Siyasetin manevileştirilmesi, dini retoriği siyasi söylemin içine dâhil etmek, halkın sorunlarını çözmüyor.
Belki dini ihtiyaçlarını okşuyor, ama günlük hayatına yansımıyor.
Tüm Cumhuriyet hükümetleri döneminde ekonomik büyüme ortalaması %5,1 iken son 11 yılın büyüme ortalaması;%4,7’dir.
Dinle ilişkilendirip, meşrulaştırma bir yere geliyor, dünyevi olanla çatışıyor.
İnsanın manevi varlığıyla, deneye dayalı koşullar çatıştığında, ampirik koşullar iradeyi belirler hale geliyor.
Kapitalizmin yerinden etme ve mülksüzleştirme gücü sürerken, boşalan yeri, dinsel/manevi unsurlarla doldurmak, bir raddeden sonra yürümüyor.
İttifakı oluşturan işbirlikçi liberallerin ihtiyacını karşılamıyor.
İttifakı oluşturan dört bileşenden biri olan, liberal bileşen, iktidarı kerhen destekliyor, bir yandan da desteğini çekiyor.
Öte yandan, Türkiye’nin içinde bulunduğu dinamikler, çevre koşulları, Amerika ve Batının halk nezdinde, ortaya çıkan gerçek yüzü, Türkiye’de, ABD’nin, yeni bir iktidar dizayn etmesi olanağını elinden alıyor.

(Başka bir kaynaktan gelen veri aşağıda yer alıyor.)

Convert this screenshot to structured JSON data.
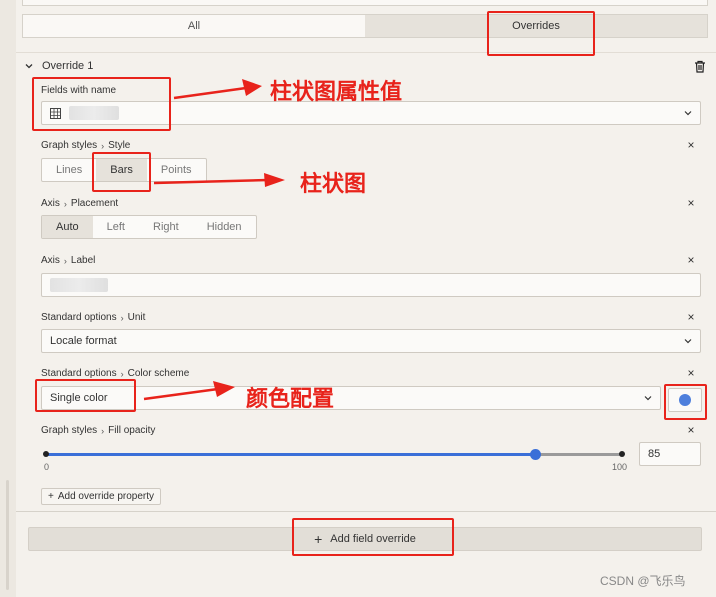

Bu gün, CHP ve MHP’nin “muhalefet iradesi” nin olmayışının nedeni; esas itibariyle, Amerika’nın kendisinin bir irade kullanmaktan giderek yoksun kalmasıdır.
Türkiye’de bozulan, sosyal, iktisadi ve siyasi dengeleri yeniden kurmaya, ABD ve onun işbirlikçilerinin gücü yetmiyor.
ABD’nin en etkin kullandığı cemaatin ve liberal işbirlikçilerin manevi/siyasi gücü, bu dengeleri, yeniden oluşturmaya, ilk paragrafta anlattığım nedenlerden yetersiz kalıyor.
Özetle, iktidarı oluşturan bileşenler; AKP, Bölücüler, cemaat, işbirlikçi liberaller arasında ittifak işlemiyor.
Yeni ittifaklar kurulması, yeni irade gerektiriyor.
Sözünü ettiğimiz irade, şimdiye dek, Amerikan iradesiydi.
Bu irade zayıflayınca, yeni bir iktidar iradesi de muhalefetten de çıkmayınca, kriz derinleşiyor.
Halkın iradesine ambargo koyanların işleri hayli zorlaşıyor.
Yeni bir Amerikan bağımlısı iktidarı kuracak irade oluşmuyor.
Muhalefet olmak demek, Batının tasallut iradesine muhalefet etmek demektir.
Batı ile birlikte, Batının çıkarları (NATO, AB, vs.) ile uyuşarak, muhalefet iradesi oluşmaz.
Dinsel/siyasal hizipçilik iktidarın en zayıf halkasıdır. İktidarın, Amerika ile var olan ilişkisinin zayıflığından yararlanıp, ben daha iyi Amerikancıyım demek, irade koymak demek değildir.
Muhalefetin iradesiz kalmasının nedeni budur.
Zaten devrimler de, böyle dış güçlerin ve onların işbirlikçilerinin iradesinin zayıfladığı dönemlerde, halkın iradesi olarak ortaya çıkar.